Innovation and creativity: Pillars of modern medicine

· This April 21 marks the World Day of Creativity and Innovation, a date that aims to promote creative thinking in different disciplines in order to achieve results that change people’s lives, as is the case of life expectancy in Chile , where according to INE figures, between 1900 and 2020, this has tripled, going from 23.5 to 79.7 years.

· There are many pathologies for which treatment has been found thanks to advances in science and technology. In this note we will know the vision of two specialists in the area of ​​oncology and immunology who attest to that.

Over the years, thousands of scientists around the world have devoted a great deal of time and resources to perfecting and innovating techniques that improve the quality of life of people who suffer from some type of disease.

Among so many advances in different treatments, one that stands out is that of psoriasis, a pathology that causes skin irritation, reddened plaques and dry spots, which cause itching.

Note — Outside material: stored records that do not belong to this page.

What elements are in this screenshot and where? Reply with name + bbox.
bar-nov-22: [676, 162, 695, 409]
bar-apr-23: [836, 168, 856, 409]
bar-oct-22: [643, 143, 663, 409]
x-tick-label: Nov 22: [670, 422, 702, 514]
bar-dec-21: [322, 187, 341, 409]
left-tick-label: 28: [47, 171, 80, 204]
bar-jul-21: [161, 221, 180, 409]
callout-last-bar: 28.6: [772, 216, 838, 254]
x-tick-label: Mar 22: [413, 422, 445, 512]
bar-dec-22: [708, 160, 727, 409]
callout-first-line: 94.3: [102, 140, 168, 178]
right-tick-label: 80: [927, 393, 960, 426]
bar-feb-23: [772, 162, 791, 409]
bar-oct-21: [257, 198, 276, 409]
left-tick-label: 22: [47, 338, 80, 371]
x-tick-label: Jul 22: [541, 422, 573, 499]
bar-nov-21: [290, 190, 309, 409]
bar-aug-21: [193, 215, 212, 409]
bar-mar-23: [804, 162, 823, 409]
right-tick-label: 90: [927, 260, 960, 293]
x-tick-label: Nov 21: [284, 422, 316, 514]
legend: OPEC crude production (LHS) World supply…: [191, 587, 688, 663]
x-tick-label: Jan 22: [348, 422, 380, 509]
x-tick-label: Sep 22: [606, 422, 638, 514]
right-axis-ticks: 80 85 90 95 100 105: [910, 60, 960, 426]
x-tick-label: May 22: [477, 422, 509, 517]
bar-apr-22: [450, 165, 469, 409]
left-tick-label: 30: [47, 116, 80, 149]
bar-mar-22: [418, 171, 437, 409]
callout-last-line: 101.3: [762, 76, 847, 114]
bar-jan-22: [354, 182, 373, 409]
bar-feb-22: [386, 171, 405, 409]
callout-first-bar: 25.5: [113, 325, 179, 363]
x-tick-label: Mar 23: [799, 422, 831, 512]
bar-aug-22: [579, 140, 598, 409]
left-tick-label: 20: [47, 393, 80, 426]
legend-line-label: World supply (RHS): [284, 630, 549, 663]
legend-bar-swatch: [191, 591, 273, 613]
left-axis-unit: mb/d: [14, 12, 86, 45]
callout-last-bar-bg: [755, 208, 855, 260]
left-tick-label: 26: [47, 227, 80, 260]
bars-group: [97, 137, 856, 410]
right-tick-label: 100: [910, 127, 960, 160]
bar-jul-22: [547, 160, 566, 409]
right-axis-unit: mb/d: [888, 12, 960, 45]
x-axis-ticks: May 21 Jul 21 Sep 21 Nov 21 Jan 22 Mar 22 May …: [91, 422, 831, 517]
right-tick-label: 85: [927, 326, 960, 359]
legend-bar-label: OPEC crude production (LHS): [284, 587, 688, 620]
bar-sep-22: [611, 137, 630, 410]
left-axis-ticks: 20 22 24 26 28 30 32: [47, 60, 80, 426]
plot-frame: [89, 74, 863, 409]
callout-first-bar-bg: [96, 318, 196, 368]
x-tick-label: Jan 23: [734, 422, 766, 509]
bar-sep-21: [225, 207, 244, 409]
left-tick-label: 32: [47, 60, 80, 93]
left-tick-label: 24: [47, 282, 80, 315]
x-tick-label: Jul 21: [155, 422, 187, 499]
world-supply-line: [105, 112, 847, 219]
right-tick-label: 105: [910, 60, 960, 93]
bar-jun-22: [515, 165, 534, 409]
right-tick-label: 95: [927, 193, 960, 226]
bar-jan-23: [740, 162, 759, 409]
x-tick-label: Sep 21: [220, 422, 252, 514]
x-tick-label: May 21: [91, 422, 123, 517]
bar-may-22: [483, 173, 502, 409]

Until a few years ago, this condition was treated conventionally, which caused inflamed areas to remain on the patient’s skin, since a specific target was not attacked, but rather the symptom of the affected area in general.

With the aim of offering a less invasive option to people who suffer from this pathology, and after extensive research, a new and revolutionary type of treatment was established: biological. “These treatments innovated by offering efficacy results in relation to clean patients of their skin disease in proportions never seen before. The patients began to be free of injuries, which managed to improve their quality of life. These values ​​were previously not achieved with conventional treatments such as methotrexate or phototherapy, among others”indicated Dr. Claudia de la Cruz, dermatologist, Secretary of the International Psoriasis Council, director of the Dermacross Clinic and manager of the Treating Psoriasis campaign.

“Biological treatments come to mark the history of psoriasis, because they are treatments that are going to affect the alteration that exists in psoriasis patients in a very specific way, and not a broad chain of inflammation as is caused by conventional treatments. It is something much safer, more effective and with fewer adverse effects, because it targets a specific target”, added the specialist.

Currently, in Chile, the challenge we face regarding the use of biological treatments is in access. This is why Dr. de la Cruz was emphatic in pointing out that in the country “we need the will to improve the quality of our data to be able to go to the payers, that is, the Government, to convince them that psoriasis is a disease that must be treated. . It is the only way for biological therapies to reach all the patients who require them.”

As in psoriasis, innovation and creativity have played a crucial role in the development of treatments in hematology and oncology. This was stated by Dr. Javier Zelada, Head of the Transfusion Medicine Unit of the Universidad de los Andes Clinic and specialist in hematology.

“Hematology as we knew it has changed. There was a paradigm shift in the case of chronic lymphatic leukemia. We never thought that we would be focused on measuring minimal residual disease in indolent lymphomas, or guiding the use of drugs according to genetic mutations. It is without a doubt a revolution that we have the privilege and the duty to follow, in order to give the best results to our society and to our patients”, indicated the expert in the field.

Another area highlighted by Dr. Zelada that has made great progress in recent years is personalized medicine, since he specified that “it is undoubtedly one of the great revolutions of our time, allowing the differentiation of particular characteristics of a pathology that previously only it had a homogeneous clinical presentation, managing to define different risks in patients and thus focus therapeutic efforts”.

“We have witnessed how science applied to the service of medicine has been taking previously unthinkable steps for several years, thanks to innovation in basic sciences as well as in biomedical sciences. On the other hand, creativity has made it possible to make more effective use of health resources, both in solving problems in clinical practice and in the development of teaching and the transmission of new medical knowledge”, concluded the specialist.

For her part, Dr. de la Cruz complemented what her peer said, pointing out that “throughout all the years, medicine has shown us the importance of creativity and innovation. They are those scientists and doctors, great observers and great creatives, who have been able to achieve great advances in science. For example, there is penicillin, which was originally a fungus. Someone saw the potential there and today we see what it became, something that changed the history of humanity, changed the lives of patients dramatically. From there we see the real importance of the relevance of creativity and innovation within medicine”.